Tretch lives in a very small town where everybody’s in everybody else’s business. Which makes it hard for him to be in love with his straight best friend. For his part, Matt is completely oblivious to the way Tretch feels—and Tretch can’t tell whether that makes it better or worse. The problem with living a lie is that the lie can slowly become your life. For Tretch, the problem isn’t just with Matt. His family has no idea who he really is and what he’s really thinking. The girl at the local bookstore has no clue how off-base her crush on him is. And the guy at school who’s a thorn in Tretch’s side doesn’t realize how close to the truth he’s hitting.

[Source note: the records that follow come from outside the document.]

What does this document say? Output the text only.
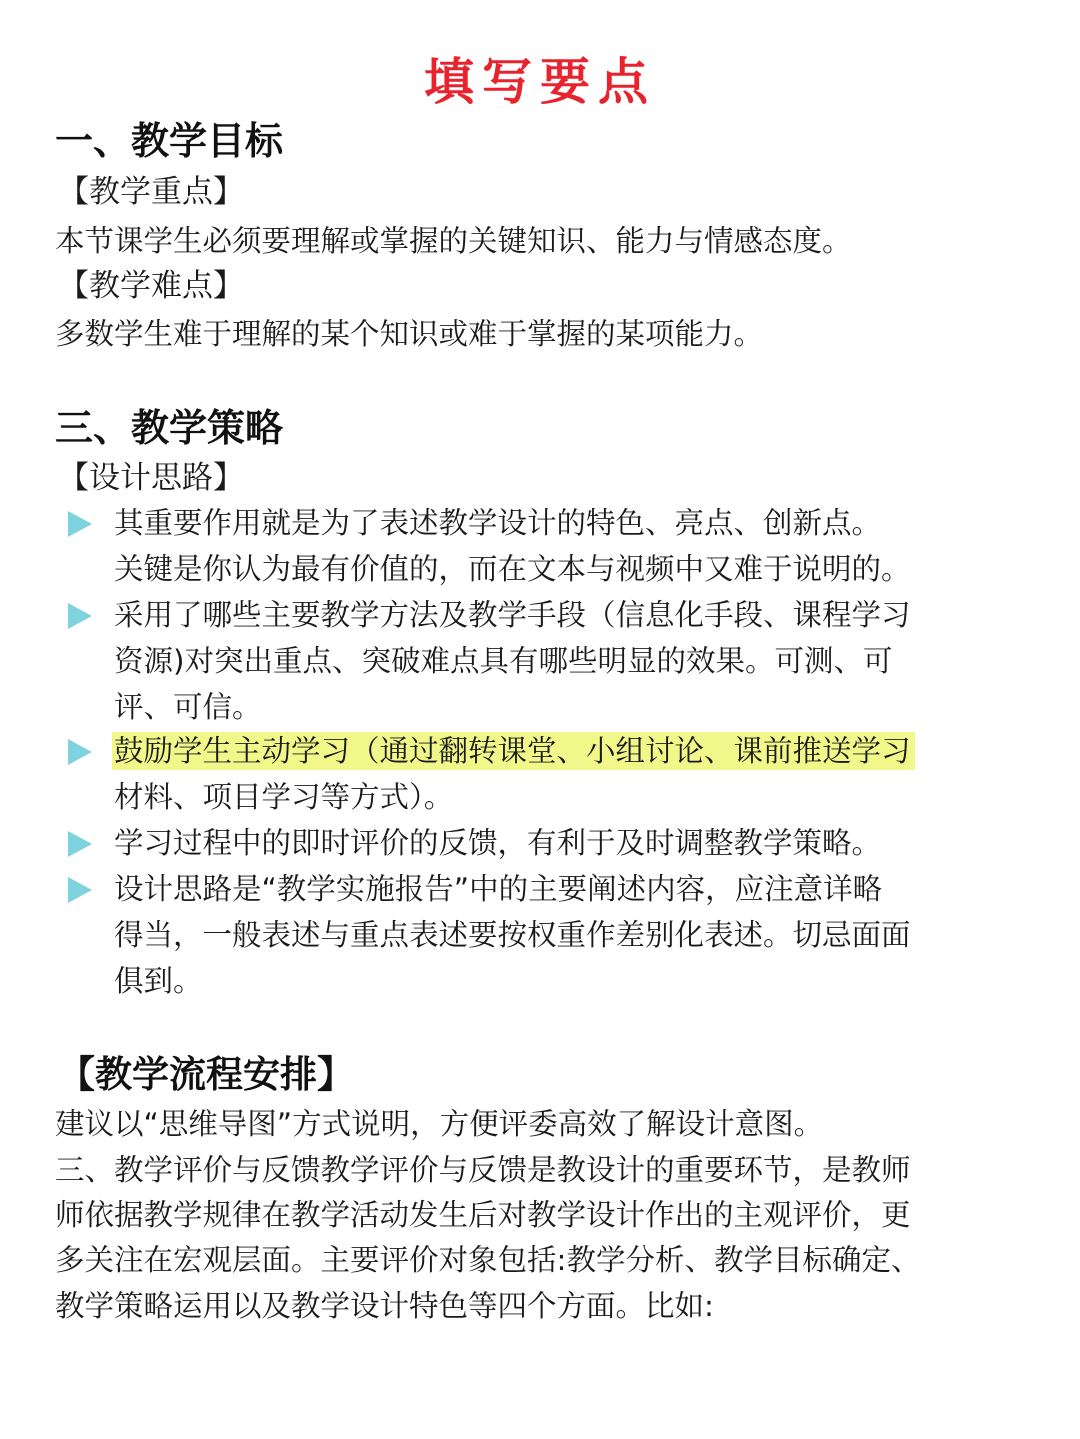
填写要点
一、教学目标
【教学重点】
本节课学生必须要理解或掌握的关键知识、能力与情感态度。
【教学难点】
多数学生难于理解的某个知识或难于掌握的某项能力。
三、教学策略
【设计思路】
其重要作用就是为了表述教学设计的特色、亮点、创新点。
关键是你认为最有价值的，而在文本与视频中又难于说明的。
采用了哪些主要教学方法及教学手段（信息化手段、课程学习
资源)对突出重点、突破难点具有哪些明显的效果。可测、可
评、可信。
鼓励学生主动学习（通过翻转课堂、小组讨论、课前推送学习
材料、项目学习等方式）。
学习过程中的即时评价的反馈，有利于及时调整教学策略。
设计思路是“教学实施报告”中的主要阐述内容，应注意详略
得当，一般表述与重点表述要按权重作差别化表述。切忌面面
俱到。
【教学流程安排】
建议以“思维导图”方式说明，方便评委高效了解设计意图。
三、教学评价与反馈教学评价与反馈是教设计的重要环节，是教师
师依据教学规律在教学活动发生后对教学设计作出的主观评价，更
多关注在宏观层面。主要评价对象包括:教学分析、教学目标确定、
教学策略运用以及教学设计特色等四个方面。比如:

Tretch has spent a lot of time dancing alone in his room, but now he’s got to step outside his comfort zone and into the wider world. Because like love, a true self can rarely be contained.

ANYTHING COULD HAPPEN is a poignant, hard-hitting exploration of love and friendship, a provocative debut that shows that sometimes we have to let things fall apart before we can make them whole again.

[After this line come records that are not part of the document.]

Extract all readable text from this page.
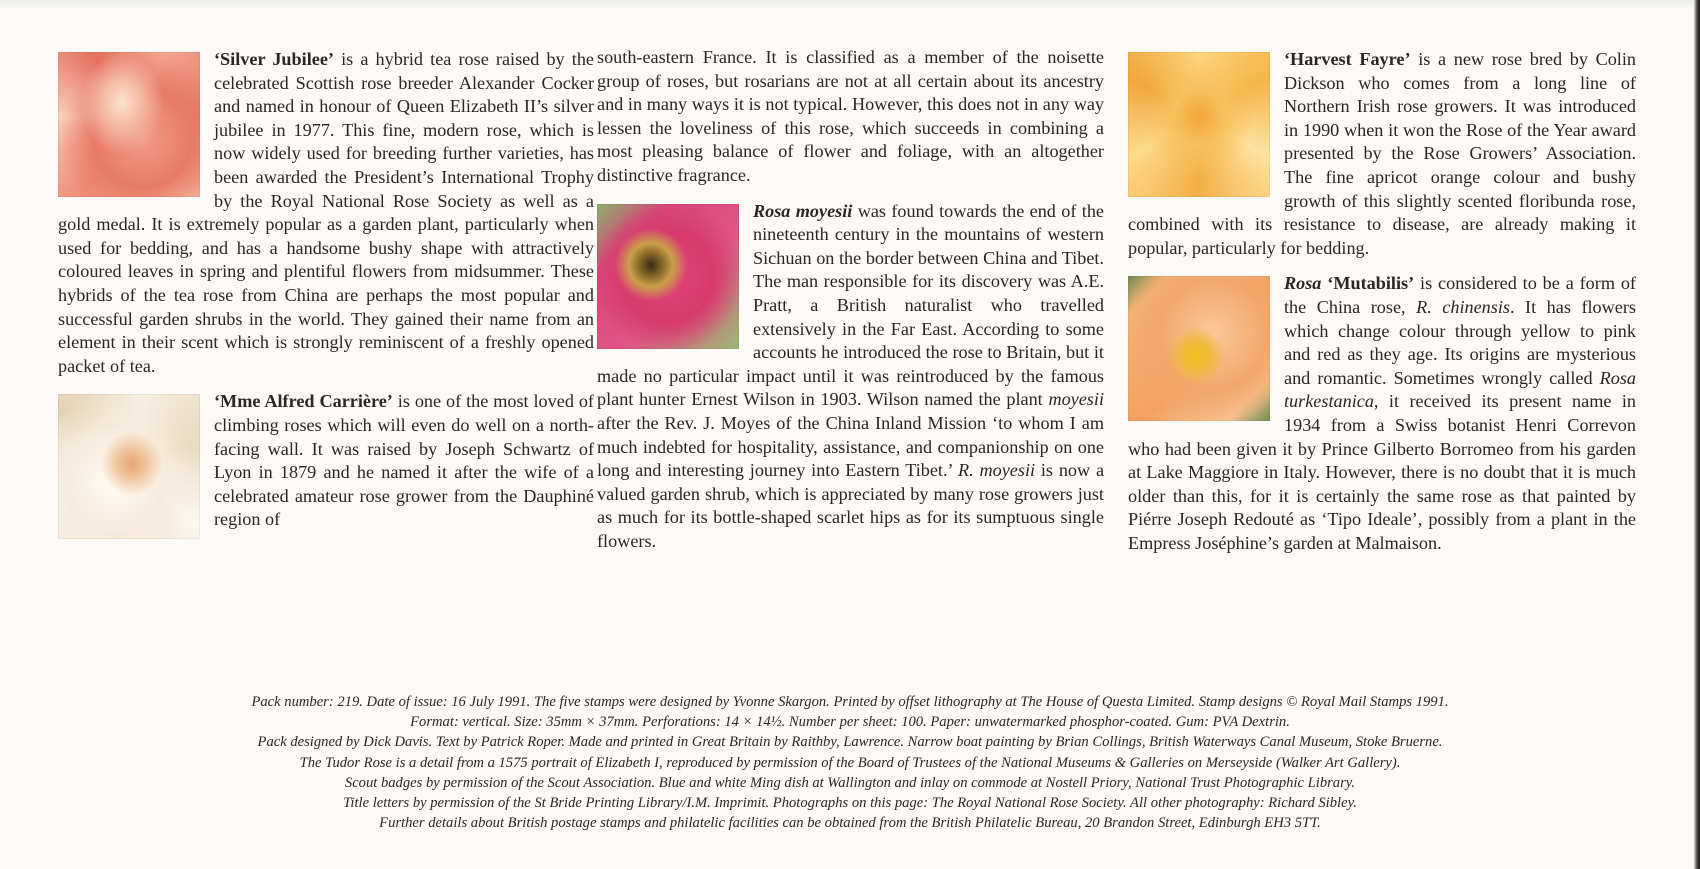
‘Silver Jubilee’ is a hybrid tea rose raised by the celebrated Scottish rose breeder Alexander Cocker and named in honour of Queen Elizabeth II’s silver jubilee in 1977. This fine, modern rose, which is now widely used for breeding further varieties, has been awarded the President’s International Trophy by the Royal National Rose Society as well as a gold medal. It is extremely popular as a garden plant, particularly when used for bedding, and has a handsome bushy shape with attractively coloured leaves in spring and plentiful flowers from midsummer. These hybrids of the tea rose from China are perhaps the most popular and successful garden shrubs in the world. They gained their name from an element in their scent which is strongly reminiscent of a freshly opened packet of tea.

‘Mme Alfred Carrière’ is one of the most loved of climbing roses which will even do well on a north-facing wall. It was raised by Joseph Schwartz of Lyon in 1879 and he named it after the wife of a celebrated amateur rose grower from the Dauphiné region of

south-eastern France. It is classified as a member of the noisette group of roses, but rosarians are not at all certain about its ancestry and in many ways it is not typical. However, this does not in any way lessen the loveliness of this rose, which succeeds in combining a most pleasing balance of flower and foliage, with an altogether distinctive fragrance.

Rosa moyesii was found towards the end of the nineteenth century in the mountains of western Sichuan on the border between China and Tibet. The man responsible for its discovery was A.E. Pratt, a British naturalist who travelled extensively in the Far East. According to some accounts he introduced the rose to Britain, but it made no particular impact until it was reintroduced by the famous plant hunter Ernest Wilson in 1903. Wilson named the plant moyesii after the Rev. J. Moyes of the China Inland Mission ‘to whom I am much indebted for hospitality, assistance, and companionship on one long and interesting journey into Eastern Tibet.’ R. moyesii is now a valued garden shrub, which is appreciated by many rose growers just as much for its bottle-shaped scarlet hips as for its sumptuous single flowers.

‘Harvest Fayre’ is a new rose bred by Colin Dickson who comes from a long line of Northern Irish rose growers. It was introduced in 1990 when it won the Rose of the Year award presented by the Rose Growers’ Association. The fine apricot orange colour and bushy growth of this slightly scented floribunda rose, combined with its resistance to disease, are already making it popular, particularly for bedding.

Rosa ‘Mutabilis’ is considered to be a form of the China rose, R. chinensis. It has flowers which change colour through yellow to pink and red as they age. Its origins are mysterious and romantic. Sometimes wrongly called Rosa turkestanica, it received its present name in 1934 from a Swiss botanist Henri Correvon who had been given it by Prince Gilberto Borromeo from his garden at Lake Maggiore in Italy. However, there is no doubt that it is much older than this, for it is certainly the same rose as that painted by Piérre Joseph Redouté as ‘Tipo Ideale’, possibly from a plant in the Empress Joséphine’s garden at Malmaison.

Pack number: 219. Date of issue: 16 July 1991. The five stamps were designed by Yvonne Skargon. Printed by offset lithography at The House of Questa Limited. Stamp designs © Royal Mail Stamps 1991.
Format: vertical. Size: 35mm × 37mm. Perforations: 14 × 14½. Number per sheet: 100. Paper: unwatermarked phosphor-coated. Gum: PVA Dextrin.
Pack designed by Dick Davis. Text by Patrick Roper. Made and printed in Great Britain by Raithby, Lawrence. Narrow boat painting by Brian Collings, British Waterways Canal Museum, Stoke Bruerne.
The Tudor Rose is a detail from a 1575 portrait of Elizabeth I, reproduced by permission of the Board of Trustees of the National Museums & Galleries on Merseyside (Walker Art Gallery).
Scout badges by permission of the Scout Association. Blue and white Ming dish at Wallington and inlay on commode at Nostell Priory, National Trust Photographic Library.
Title letters by permission of the St Bride Printing Library/I.M. Imprimit. Photographs on this page: The Royal National Rose Society. All other photography: Richard Sibley.
Further details about British postage stamps and philatelic facilities can be obtained from the British Philatelic Bureau, 20 Brandon Street, Edinburgh EH3 5TT.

Praise for ANYTHING COULD HAPPEN:

“Debut novelist Walton brings readers a successful story filled with complex relationships, one that is ultimately about love of family and friends, as well as the courage to accept that love.” –Booklist

“Realistic and at times touching, a nice addition to the literature.” –Kirkus Reviews

“Walton makes magic in his funny-sad-lovely heartache of a debut novel, ANYTHING COULD HAPPEN… This book is good. It really is. It really, really is.” –Jennifer Niven, bestselling author of ALL THE BRIGHT PLACES

“…a phenomenal debut about the unpredictable, unbearable, and ultimately amazing trajectory of falling in love and falling into the right place.” –David Levithan, bestselling author of BOY MEETS BOY

How do you deal with a hole in your life?

Do you grieve?

Do you drink?

Do you make out with your best friend?

Do you turn to poets and pop songs?

Do you question everything?

Do you lash out?

Do you turn the lashing inward?

If you're Avery, you do all of these things. And you write it all down in an attempt to understand what's happened -- and is happening -- to you.

I Felt a Funeral, In My Brain is an astonishing novel about navigating death and navigating life, at a time when the only map you have is the one you can draw for yourself.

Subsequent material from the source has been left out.